The clause’s expiration date is not clear, the Times reported, but it has already kept her from a June 16 Publicis Groupe conference in Paris, where the advertising powerhouse’s chairman interviewed Twitter owner Elon Musk and from the Cannes Lions advertising festival last week, a major event for the ad industry. Twitter also “significantly scaled back its spending and presence” at the Cannes Lion event compared with prior years, the report said.
Although unable to hobnob with the ad industry elite she was hired to woo, Yaccarino, 60, has spoken with some of the platform’s advertisers about the growth of negative content on the site, according to The Times. She’s also worked to repair the company’s relationship with Google, including paying its overdue bills for cloud computing services, which Musk had stopped covering.
And she’s met with regulators from the European Union over Twitter’s content moderation ahead of a new EU law called the Digital Services Act that will hold social media platforms responsible for moderating content and disinformation, which kicks in this summer.

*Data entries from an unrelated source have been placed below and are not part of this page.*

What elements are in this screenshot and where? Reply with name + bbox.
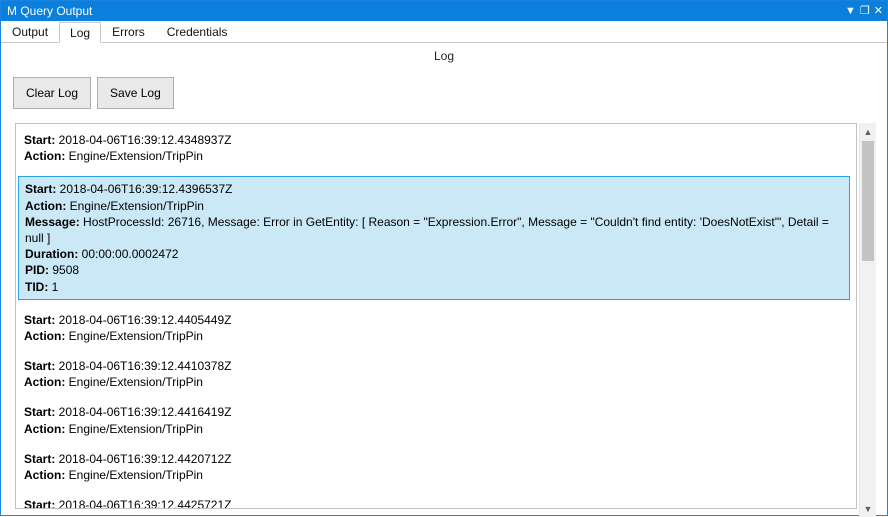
log-scroll-area: Start: 2018-04-06T16:39:12.4348937Z Actio… <box>15 123 857 509</box>
field-value: Engine/Extension/TripPin <box>69 329 203 343</box>
field-value: Engine/Extension/TripPin <box>69 468 203 482</box>
maximize-icon[interactable]: ❐ <box>860 6 870 17</box>
field-value: 2018-04-06T16:39:12.4425721Z <box>59 498 232 509</box>
field-value: 1 <box>52 280 59 294</box>
tab-log[interactable]: Log <box>59 22 101 43</box>
titlebar: M Query Output ▼ ❐ ✕ <box>1 1 887 21</box>
field-label: Action: <box>24 468 69 482</box>
field-value: HostProcessId: 26716, Message: Error in … <box>25 215 829 245</box>
tab-errors[interactable]: Errors <box>101 21 156 42</box>
field-value: 9508 <box>52 263 79 277</box>
window-title: M Query Output <box>5 4 92 18</box>
field-value: Engine/Extension/TripPin <box>69 375 203 389</box>
vertical-scrollbar[interactable]: ▲ ▼ <box>859 123 876 517</box>
field-label: Duration: <box>25 247 82 261</box>
clear-log-button[interactable]: Clear Log <box>13 77 91 109</box>
scroll-down-icon[interactable]: ▼ <box>860 500 876 517</box>
field-value: 2018-04-06T16:39:12.4410378Z <box>59 359 232 373</box>
field-label: Start: <box>24 359 59 373</box>
tab-credentials[interactable]: Credentials <box>156 21 239 42</box>
field-value: Engine/Extension/TripPin <box>70 199 204 213</box>
field-label: Start: <box>25 182 60 196</box>
field-value: 2018-04-06T16:39:12.4348937Z <box>59 133 232 147</box>
field-label: Start: <box>24 498 59 509</box>
panel-heading: Log <box>1 43 887 71</box>
close-icon[interactable]: ✕ <box>874 6 883 17</box>
toolbar: Clear Log Save Log <box>1 71 887 123</box>
log-entry[interactable]: Start: 2018-04-06T16:39:12.4410378Z Actio… <box>24 356 850 402</box>
field-value: 2018-04-06T16:39:12.4420712Z <box>59 452 232 466</box>
field-label: Start: <box>24 405 59 419</box>
field-label: Start: <box>24 452 59 466</box>
field-value: 2018-04-06T16:39:12.4405449Z <box>59 313 232 327</box>
log-entry[interactable]: Start: 2018-04-06T16:39:12.4420712Z Actio… <box>24 449 850 495</box>
tab-output[interactable]: Output <box>1 21 59 42</box>
field-label: Start: <box>24 133 59 147</box>
field-value: Engine/Extension/TripPin <box>69 149 203 163</box>
tabs: Output Log Errors Credentials <box>1 21 887 43</box>
field-label: Action: <box>24 375 69 389</box>
field-value: 2018-04-06T16:39:12.4396537Z <box>60 182 233 196</box>
scroll-up-icon[interactable]: ▲ <box>860 123 876 140</box>
field-label: Action: <box>24 329 69 343</box>
log-entry[interactable]: Start: 2018-04-06T16:39:12.4405449Z Actio… <box>24 310 850 356</box>
field-value: 00:00:00.0002472 <box>82 247 179 261</box>
field-value: Engine/Extension/TripPin <box>69 422 203 436</box>
field-label: TID: <box>25 280 52 294</box>
field-label: Action: <box>24 149 69 163</box>
field-value: 2018-04-06T16:39:12.4416419Z <box>59 405 232 419</box>
save-log-button[interactable]: Save Log <box>97 77 174 109</box>
field-label: Action: <box>24 422 69 436</box>
log-entry[interactable]: Start: 2018-04-06T16:39:12.4348937Z Actio… <box>24 130 850 176</box>
field-label: Start: <box>24 313 59 327</box>
dropdown-icon[interactable]: ▼ <box>845 6 856 17</box>
field-label: Action: <box>25 199 70 213</box>
window-controls: ▼ ❐ ✕ <box>845 6 883 17</box>
field-label: Message: <box>25 215 83 229</box>
scroll-thumb[interactable] <box>862 141 874 261</box>
field-label: PID: <box>25 263 52 277</box>
log-entry[interactable]: Start: 2018-04-06T16:39:12.4396537Z Actio… <box>18 176 850 299</box>
log-entry[interactable]: Start: 2018-04-06T16:39:12.4425721ZActio… <box>24 495 850 509</box>
log-entry[interactable]: Start: 2018-04-06T16:39:12.4416419Z Actio… <box>24 402 850 448</box>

Yaccarino has also gone face-to-face with Twitter’s investors, reportedly telling them she is planning to make commerce easier on the platform, including the creation of a digital wallet, The Financial Times reported.
The new CEO is also working on restoring employee morale after an incredibly difficult period since Musk took over in October, which resulted in about 80% of the staff departing. Yaccarino has held happy hours and ramped up internal communication, the reports said.

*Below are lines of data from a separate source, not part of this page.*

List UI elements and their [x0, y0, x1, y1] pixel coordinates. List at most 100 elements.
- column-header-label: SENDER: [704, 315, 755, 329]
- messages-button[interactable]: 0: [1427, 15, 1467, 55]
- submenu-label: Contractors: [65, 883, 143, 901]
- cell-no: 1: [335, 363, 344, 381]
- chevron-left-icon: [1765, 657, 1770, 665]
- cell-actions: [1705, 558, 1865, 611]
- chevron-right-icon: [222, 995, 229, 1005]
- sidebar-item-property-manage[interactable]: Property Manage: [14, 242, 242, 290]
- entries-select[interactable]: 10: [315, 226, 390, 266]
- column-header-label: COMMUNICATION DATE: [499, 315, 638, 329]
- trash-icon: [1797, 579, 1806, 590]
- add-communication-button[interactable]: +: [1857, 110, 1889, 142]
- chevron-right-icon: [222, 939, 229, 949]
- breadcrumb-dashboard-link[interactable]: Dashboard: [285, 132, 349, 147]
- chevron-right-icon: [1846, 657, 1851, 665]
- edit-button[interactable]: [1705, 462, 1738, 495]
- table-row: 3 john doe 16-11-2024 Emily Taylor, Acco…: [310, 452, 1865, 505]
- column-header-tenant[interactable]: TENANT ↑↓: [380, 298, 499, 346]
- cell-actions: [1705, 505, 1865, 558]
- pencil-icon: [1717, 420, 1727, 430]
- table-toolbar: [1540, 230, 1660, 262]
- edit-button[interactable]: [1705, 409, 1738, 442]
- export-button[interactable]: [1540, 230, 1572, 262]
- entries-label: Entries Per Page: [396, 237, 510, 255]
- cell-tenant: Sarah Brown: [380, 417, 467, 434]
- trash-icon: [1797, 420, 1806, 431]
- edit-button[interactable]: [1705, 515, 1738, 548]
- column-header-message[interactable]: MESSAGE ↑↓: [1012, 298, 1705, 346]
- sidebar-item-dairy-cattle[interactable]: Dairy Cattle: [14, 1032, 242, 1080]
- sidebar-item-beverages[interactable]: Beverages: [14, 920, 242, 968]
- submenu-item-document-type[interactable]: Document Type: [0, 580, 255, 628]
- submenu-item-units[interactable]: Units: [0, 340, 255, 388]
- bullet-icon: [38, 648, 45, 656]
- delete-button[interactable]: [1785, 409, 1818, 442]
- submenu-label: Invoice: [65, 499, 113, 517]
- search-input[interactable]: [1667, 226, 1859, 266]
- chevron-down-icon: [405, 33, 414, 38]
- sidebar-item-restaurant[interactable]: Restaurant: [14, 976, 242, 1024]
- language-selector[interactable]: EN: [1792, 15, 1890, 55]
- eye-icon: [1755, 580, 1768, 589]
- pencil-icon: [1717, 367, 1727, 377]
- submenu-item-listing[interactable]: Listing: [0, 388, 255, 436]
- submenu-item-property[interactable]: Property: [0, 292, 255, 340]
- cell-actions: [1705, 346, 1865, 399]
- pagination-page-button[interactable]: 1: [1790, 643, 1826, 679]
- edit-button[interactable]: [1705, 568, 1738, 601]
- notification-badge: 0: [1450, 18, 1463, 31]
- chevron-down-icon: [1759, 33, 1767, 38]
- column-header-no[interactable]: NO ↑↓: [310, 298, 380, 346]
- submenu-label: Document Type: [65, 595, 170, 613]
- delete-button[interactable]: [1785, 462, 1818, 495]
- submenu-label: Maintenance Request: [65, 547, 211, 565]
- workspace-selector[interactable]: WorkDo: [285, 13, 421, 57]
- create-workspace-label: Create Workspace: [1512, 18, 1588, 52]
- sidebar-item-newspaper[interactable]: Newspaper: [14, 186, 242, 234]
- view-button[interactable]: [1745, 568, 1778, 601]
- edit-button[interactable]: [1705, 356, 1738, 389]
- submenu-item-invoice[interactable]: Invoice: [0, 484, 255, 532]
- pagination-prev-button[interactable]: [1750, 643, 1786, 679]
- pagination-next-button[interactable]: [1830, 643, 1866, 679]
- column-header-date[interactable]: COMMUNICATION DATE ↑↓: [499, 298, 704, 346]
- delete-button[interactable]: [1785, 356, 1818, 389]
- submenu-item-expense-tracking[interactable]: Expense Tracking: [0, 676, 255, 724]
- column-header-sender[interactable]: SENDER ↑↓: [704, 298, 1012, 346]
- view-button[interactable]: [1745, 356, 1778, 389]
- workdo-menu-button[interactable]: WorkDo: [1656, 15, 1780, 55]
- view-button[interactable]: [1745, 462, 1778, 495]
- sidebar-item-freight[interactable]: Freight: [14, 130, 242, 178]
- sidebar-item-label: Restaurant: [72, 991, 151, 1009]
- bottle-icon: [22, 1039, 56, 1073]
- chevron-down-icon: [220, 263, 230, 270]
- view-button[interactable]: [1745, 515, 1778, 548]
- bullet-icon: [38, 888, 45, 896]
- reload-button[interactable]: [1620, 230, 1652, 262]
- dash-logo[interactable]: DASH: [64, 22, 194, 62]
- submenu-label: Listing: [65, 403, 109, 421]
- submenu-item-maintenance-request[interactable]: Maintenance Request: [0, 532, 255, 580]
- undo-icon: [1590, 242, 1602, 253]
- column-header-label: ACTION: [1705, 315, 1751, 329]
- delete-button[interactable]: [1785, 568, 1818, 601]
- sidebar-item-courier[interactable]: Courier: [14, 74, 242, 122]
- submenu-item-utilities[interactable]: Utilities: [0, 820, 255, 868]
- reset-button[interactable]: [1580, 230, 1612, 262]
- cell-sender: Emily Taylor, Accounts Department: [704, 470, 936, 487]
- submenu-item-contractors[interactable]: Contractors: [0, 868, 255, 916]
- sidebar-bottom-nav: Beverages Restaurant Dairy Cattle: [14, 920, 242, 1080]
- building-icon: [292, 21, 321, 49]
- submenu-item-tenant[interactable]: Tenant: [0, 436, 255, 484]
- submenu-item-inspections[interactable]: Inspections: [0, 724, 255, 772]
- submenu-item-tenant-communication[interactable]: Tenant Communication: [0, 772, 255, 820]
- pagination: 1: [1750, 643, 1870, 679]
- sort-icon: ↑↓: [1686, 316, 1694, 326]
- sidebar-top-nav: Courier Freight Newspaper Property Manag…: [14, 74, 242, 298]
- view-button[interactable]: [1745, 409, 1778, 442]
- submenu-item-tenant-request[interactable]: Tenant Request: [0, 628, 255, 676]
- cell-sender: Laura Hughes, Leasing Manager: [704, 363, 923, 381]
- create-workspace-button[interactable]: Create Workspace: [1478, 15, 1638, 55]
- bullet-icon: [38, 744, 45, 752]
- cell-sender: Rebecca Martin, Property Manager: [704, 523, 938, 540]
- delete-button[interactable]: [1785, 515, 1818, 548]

But her major goal must be to bring advertisers back.
After Musk decreased content moderation and allowed misinformation and toxic content to flourish, brands backed off for fear of damaging their reputation. Ad revenue plunged 89% since the takeover, and although some big brands have inched their way back to the platform, other high profile names continue to leave, including Ben & Jerry’s, which ended paid ads earlier this month “due to the proliferation of hate speech.”
At a June 12 meeting, Yaccarino said she and the advertising sales staff would have to engage in “hand-to-hand combat” to persuade advertisers to return, the Times reported, citing a recording of the meeting it obtained. “She did not mention her inability at the time to discuss ad deals with clients,” the report said.

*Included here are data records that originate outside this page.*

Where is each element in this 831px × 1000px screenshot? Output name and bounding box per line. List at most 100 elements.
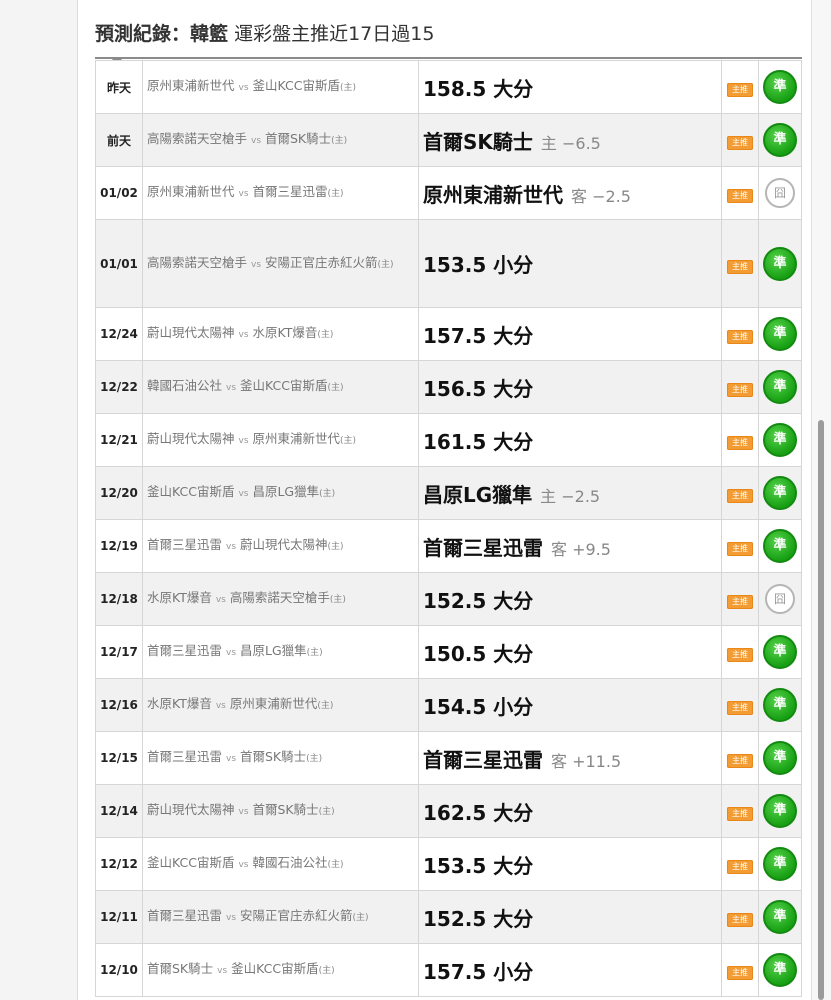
home-marker: (主) bbox=[317, 701, 334, 711]
table-row: 01/02 原州東浦新世代 vs 首爾三星迅雷(主) 原州東浦新世代客 −2.5 主推… bbox=[95, 166, 802, 220]
record-pick: 152.5 大分 bbox=[418, 572, 722, 626]
home-marker: (主) bbox=[318, 966, 335, 976]
pick-odds: 客 +9.5 bbox=[551, 539, 611, 559]
main-pick-tag-icon: 主推 bbox=[727, 860, 753, 874]
vs-label: vs bbox=[251, 259, 262, 270]
main-pick-tag-icon: 主推 bbox=[727, 595, 753, 609]
table-row: 12/20 釜山KCC宙斯盾 vs 昌原LG獵隼(主) 昌原LG獵隼主 −2.5 主推… bbox=[95, 466, 802, 520]
table-row: 12/19 首爾三星迅雷 vs 蔚山現代太陽神(主) 首爾三星迅雷客 +9.5 主推準 bbox=[95, 519, 802, 573]
record-matchup[interactable]: 蔚山現代太陽神 vs 原州東浦新世代(主) bbox=[142, 413, 419, 467]
hit-badge-icon: 準 bbox=[763, 953, 797, 987]
record-matchup[interactable]: 釜山KCC宙斯盾 vs 昌原LG獵隼(主) bbox=[142, 466, 419, 520]
away-team: 水原KT爆音 bbox=[147, 590, 212, 605]
record-matchup[interactable]: 首爾SK騎士 vs 釜山KCC宙斯盾(主) bbox=[142, 943, 419, 997]
hit-badge-icon: 準 bbox=[763, 688, 797, 722]
table-row: 12/18 水原KT爆音 vs 高陽索諾天空槍手(主) 152.5 大分 主推囧 bbox=[95, 572, 802, 626]
main-pick-tag-icon: 主推 bbox=[727, 189, 753, 203]
away-team: 釜山KCC宙斯盾 bbox=[147, 855, 235, 870]
away-team: 水原KT爆音 bbox=[147, 696, 212, 711]
vs-label: vs bbox=[238, 189, 249, 199]
away-team: 蔚山現代太陽神 bbox=[147, 325, 235, 340]
home-team: 首爾三星迅雷 bbox=[252, 184, 328, 199]
record-pick: 162.5 大分 bbox=[418, 784, 722, 838]
home-marker: (主) bbox=[377, 259, 394, 270]
record-matchup[interactable]: 原州東浦新世代 vs 首爾三星迅雷(主) bbox=[142, 166, 419, 220]
table-row: 昨天 原州東浦新世代 vs 釜山KCC宙斯盾(主) 158.5 大分 主推準 bbox=[95, 60, 802, 114]
record-matchup[interactable]: 原州東浦新世代 vs 釜山KCC宙斯盾(主) bbox=[142, 60, 419, 114]
record-result-cell: 準 bbox=[758, 466, 802, 520]
scrollbar-thumb[interactable] bbox=[818, 420, 824, 1000]
record-tag-cell: 主推 bbox=[721, 519, 759, 573]
record-date: 12/15 bbox=[95, 731, 143, 785]
left-gutter bbox=[0, 0, 78, 1000]
home-marker: (主) bbox=[340, 436, 357, 446]
home-team: 原州東浦新世代 bbox=[252, 431, 341, 446]
record-matchup[interactable]: 高陽索諾天空槍手 vs 安陽正官庄赤紅火箭(主) bbox=[142, 219, 419, 308]
main-pick-tag-icon: 主推 bbox=[727, 259, 753, 274]
record-pick: 首爾三星迅雷客 +11.5 bbox=[418, 731, 722, 785]
record-matchup[interactable]: 韓國石油公社 vs 釜山KCC宙斯盾(主) bbox=[142, 360, 419, 414]
record-matchup[interactable]: 首爾三星迅雷 vs 蔚山現代太陽神(主) bbox=[142, 519, 419, 573]
home-team: 水原KT爆音 bbox=[252, 325, 318, 340]
record-matchup[interactable]: 首爾三星迅雷 vs 安陽正官庄赤紅火箭(主) bbox=[142, 890, 419, 944]
home-marker: (主) bbox=[327, 860, 344, 870]
record-pick: 157.5 小分 bbox=[418, 943, 722, 997]
record-tag-cell: 主推 bbox=[721, 60, 759, 114]
hit-badge-icon: 準 bbox=[763, 529, 797, 563]
record-pick: 首爾SK騎士主 −6.5 bbox=[418, 113, 722, 167]
record-matchup[interactable]: 蔚山現代太陽神 vs 首爾SK騎士(主) bbox=[142, 784, 419, 838]
vs-label: vs bbox=[238, 83, 249, 93]
main-pick-tag-icon: 主推 bbox=[727, 330, 753, 344]
main-pick-tag-icon: 主推 bbox=[727, 807, 753, 821]
main-pick-tag-icon: 主推 bbox=[727, 648, 753, 662]
vs-label: vs bbox=[226, 383, 237, 393]
record-matchup[interactable]: 水原KT爆音 vs 原州東浦新世代(主) bbox=[142, 678, 419, 732]
away-team: 原州東浦新世代 bbox=[147, 78, 235, 93]
record-matchup[interactable]: 高陽索諾天空槍手 vs 首爾SK騎士(主) bbox=[142, 113, 419, 167]
record-result-cell: 準 bbox=[758, 625, 802, 679]
record-tag-cell: 主推 bbox=[721, 837, 759, 891]
record-matchup[interactable]: 首爾三星迅雷 vs 首爾SK騎士(主) bbox=[142, 731, 419, 785]
vs-label: vs bbox=[238, 489, 249, 499]
vs-label: vs bbox=[215, 701, 226, 711]
main-pick-tag-icon: 主推 bbox=[727, 383, 753, 397]
record-date: 12/21 bbox=[95, 413, 143, 467]
home-team: 安陽正官庄赤紅火箭 bbox=[265, 254, 378, 270]
home-marker: (主) bbox=[317, 330, 334, 340]
table-row: 12/10 首爾SK騎士 vs 釜山KCC宙斯盾(主) 157.5 小分 主推準 bbox=[95, 943, 802, 997]
main-pick-tag-icon: 主推 bbox=[727, 489, 753, 503]
record-tag-cell: 主推 bbox=[721, 943, 759, 997]
record-date: 12/10 bbox=[95, 943, 143, 997]
record-matchup[interactable]: 水原KT爆音 vs 高陽索諾天空槍手(主) bbox=[142, 572, 419, 626]
record-pick: 152.5 大分 bbox=[418, 890, 722, 944]
record-date: 12/14 bbox=[95, 784, 143, 838]
main-pick-tag-icon: 主推 bbox=[727, 436, 753, 450]
pick-text: 152.5 大分 bbox=[423, 906, 534, 931]
pick-text: 原州東浦新世代 bbox=[423, 182, 563, 207]
home-marker: (主) bbox=[327, 189, 344, 199]
pick-text: 首爾三星迅雷 bbox=[423, 747, 543, 772]
home-marker: (主) bbox=[319, 489, 336, 499]
record-date: 12/11 bbox=[95, 890, 143, 944]
pick-text: 157.5 大分 bbox=[423, 323, 534, 348]
record-matchup[interactable]: 蔚山現代太陽神 vs 水原KT爆音(主) bbox=[142, 307, 419, 361]
pick-text: 首爾SK騎士 bbox=[423, 129, 533, 154]
title-bold: 預測紀錄：韓籃 bbox=[95, 23, 229, 45]
away-team: 原州東浦新世代 bbox=[147, 184, 235, 199]
main-pick-tag-icon: 主推 bbox=[727, 136, 753, 150]
record-result-cell: 準 bbox=[758, 784, 802, 838]
away-team: 釜山KCC宙斯盾 bbox=[147, 484, 235, 499]
vs-label: vs bbox=[238, 860, 249, 870]
record-pick: 157.5 大分 bbox=[418, 307, 722, 361]
home-team: 昌原LG獵隼 bbox=[252, 484, 320, 499]
record-date: 12/12 bbox=[95, 837, 143, 891]
pick-odds: 主 −6.5 bbox=[540, 133, 601, 153]
home-marker: (主) bbox=[329, 595, 346, 605]
record-result-cell: 囧 bbox=[758, 166, 802, 220]
record-matchup[interactable]: 首爾三星迅雷 vs 昌原LG獵隼(主) bbox=[142, 625, 419, 679]
home-team: 高陽索諾天空槍手 bbox=[229, 590, 330, 605]
record-matchup[interactable]: 釜山KCC宙斯盾 vs 韓國石油公社(主) bbox=[142, 837, 419, 891]
main-pick-tag-icon: 主推 bbox=[727, 701, 753, 715]
record-date: 12/24 bbox=[95, 307, 143, 361]
table-row: 12/11 首爾三星迅雷 vs 安陽正官庄赤紅火箭(主) 152.5 大分 主推準 bbox=[95, 890, 802, 944]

Yaccarino has started to reveal her longer-term plans, which include working more directly with influencers, political figures, celebrities and news publishers in the hope that more bold-faced names will help boost advertising; the new payment capabilities, and more emphasis on video, the FT said.
She aims to launch full-screen, sound-on video ads that users would see as they scroll through Twitter’s new short-video feed, the report said. Full scale plans are expected to be aired on Twitter Spaces in the first week of August.
To accomplish these goals, Yaccarino also wants to raise headcount following the Musk purge. The FT said she negotiated with Musk about rebuilding the advertising, sales and partnership team as a requirement for her taking the job.
“The issue is content moderation. And it exists in two dimensions. For everybody else. And for Elon.” Lou Paskalis, advertising veteran and CEO of AJL Advisory told The FT. “The hope is Linda will create a buffer between what he does, and a brand-safe environment on Twitter.”
Yaccarino reportedly also employees she wants to engage more with the press. But a request for comment from TheWrap Thursday morning received the autoreply “poop” emoji that the company has used for months.